ANCAK; vurgulamak istediğimiz önemli bir nokta var: Lütfen Müslümanların, Hıristiyanların veya Yahudilerin geleneksel inançlarıyla ilgili ama vahiyle birebir çelişen öğretileri burda bizlere karşı 'siz böyle diyorsunuz ama bu iş böyle' ya da 'siz bunları yapıyorsunuz ama İslam böyle', 'şu papaz böyle söylüyor', 'bu mezhep böyle yapıyor' v.b. gibi gereksiz ithamlarda bulunmakta kaçının. 'Ehli kitap' olarak nitelenen (yani bir kitaba inanma ve kabul etme iddiasında bulunup inandığı kitapla hiçbir alakası olmayan kitleler) üç ilahi menşeli dinin dindar ve dinci mensuplarının tasavvurlarını, içinde yetiştiği toplumun, çoğunluğun, genel kabullerin, atalarının, din adamlarının, ciltlerce külliyatların, saptırılmış ve yutturulmuş tarihin oluşturduğunu unutmayın. Bu kişilerin genel kabul görülen (icma) ve doğru olduğundan şüphe etmedikleri yargıları vardır, ancak 'neye dayandırıyorsun bunu' diye bir soru geldiğinde tökezlerler -çünkü hiç sorgulamamışlardır neyi, niçin yaptıklarını- ve savunmalarında başvurdukları kaynakları 'hayat kitabı' olarak niteledikleri Kitap’tan başka herşey olur, Kitap’a müracaat ettiklerinde ise niyetleri şeytanidir ve kitabı tahrif etmekten başka bir işleri olmaz. Hakikatin tüm belgeleri önlerine geldiklerinde, üstünü örtmekte, duymazlıktan gelmekte mahirdirler. Adalet anlayışları sadece kendileri içindir, ayrımcıların, kayırmacıların önde gidenleridirler ama dillerinden 'her mazlumun yanındayız’ ‘mazlumun dini sorulmaz' ‘en büyük ibadet hakkı müdafaa etmektir’ sözleri eksik olmaz.
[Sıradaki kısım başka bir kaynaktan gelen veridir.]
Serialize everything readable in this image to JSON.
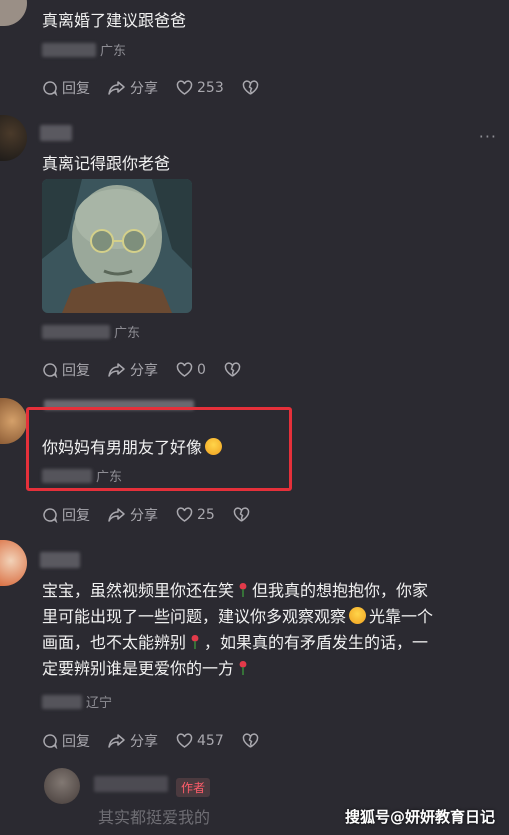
{
  "comments": [
    {
      "text": "真离婚了建议跟爸爸",
      "location": "广东",
      "reply_label": "回复",
      "share_label": "分享",
      "likes": "253"
    },
    {
      "text": "真离记得跟你老爸",
      "location": "广东",
      "reply_label": "回复",
      "share_label": "分享",
      "likes": "0"
    },
    {
      "text": "你妈妈有男朋友了好像",
      "location": "广东",
      "reply_label": "回复",
      "share_label": "分享",
      "likes": "25"
    },
    {
      "text_line1_a": "宝宝，虽然视频里你还在笑",
      "text_line1_b": "但我真的想抱抱你，你家",
      "text_line2": "里可能出现了一些问题，建议你多观察观察",
      "text_line2_b": "光靠一个",
      "text_line3_a": "画面，也不太能辨别",
      "text_line3_b": "，如果真的有矛盾发生的话，一",
      "text_line4": "定要辨别谁是更爱你的一方",
      "location": "辽宁",
      "reply_label": "回复",
      "share_label": "分享",
      "likes": "457"
    }
  ],
  "reply_preview": {
    "author_tag": "作者",
    "text": "其实都挺爱我的"
  },
  "watermark": "搜狐号@妍妍教育日记",
  "colors": {
    "background": "#2b2a31",
    "highlight_border": "#e5303a",
    "author_tag": "#ff5d6a"
  }
}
Oysa çıkarları yoksa bir kere bile başkalarının hakkını savundukları görülmemiştir. Dini kimlik olarak eğer onlardansa biri, ne kadar yamuk olursa olsun, ne kadar zalim, gaspçı, işgalci, sömürgeci, tecavüzcü, eli kanlı katil olsa da, o onlardandır ve 'hakkını yememek lazım gelir' Çok önemli gördükleri ve kutsadıkları şeyler aslında bir hiçtir genellikle. Önemsiz gördükleri şeyler ise vahye göre en kutsallardandır. Birazcık aklını kullanmış ve vahiyle muhatap olmuş ‘alim’ ‘hoca’ ‘üstad’ kişilerin ise yine kafasına daha önce yerleşmiş olan kutsal virüslerden tamamıyla kurtulamadığını ve genel kitleye karşı, örnek aldığımız elçiler gibi devrimci ve net bir duruş alamayacakları(!) için ikiyüzlü davranmak zorunda(!) kaldıklarını da acıyarak izliyoruz. Çünkü bedeli göze alamazlar. Sürülerden ayrılıp erdemli ve devrimci bir kişilikle biricik Efendimizin/Rabbimizin yoluna, yani monoteizme/tevhide/tektanr

cılığa yani insanların boynuna vurulan kölelik zincirlerini kırma yoluna, yani insanları tanrıdan başka hiç kimseye boyun eğmemeye, kulluk kölelik yapmamaya davet etme yoluna, adalete yani tüm insanlığa yani BARIŞ’a adanmak isteyenleri ve mutluluktan geçerek, gerçek saadet olan hakikati yaşamanın huzurunu tatmak isteyenleri, imhayı değil inşayı meslek edinenleri bir kez daha selamlıyor ve 'kutlu olsun' diyoruz.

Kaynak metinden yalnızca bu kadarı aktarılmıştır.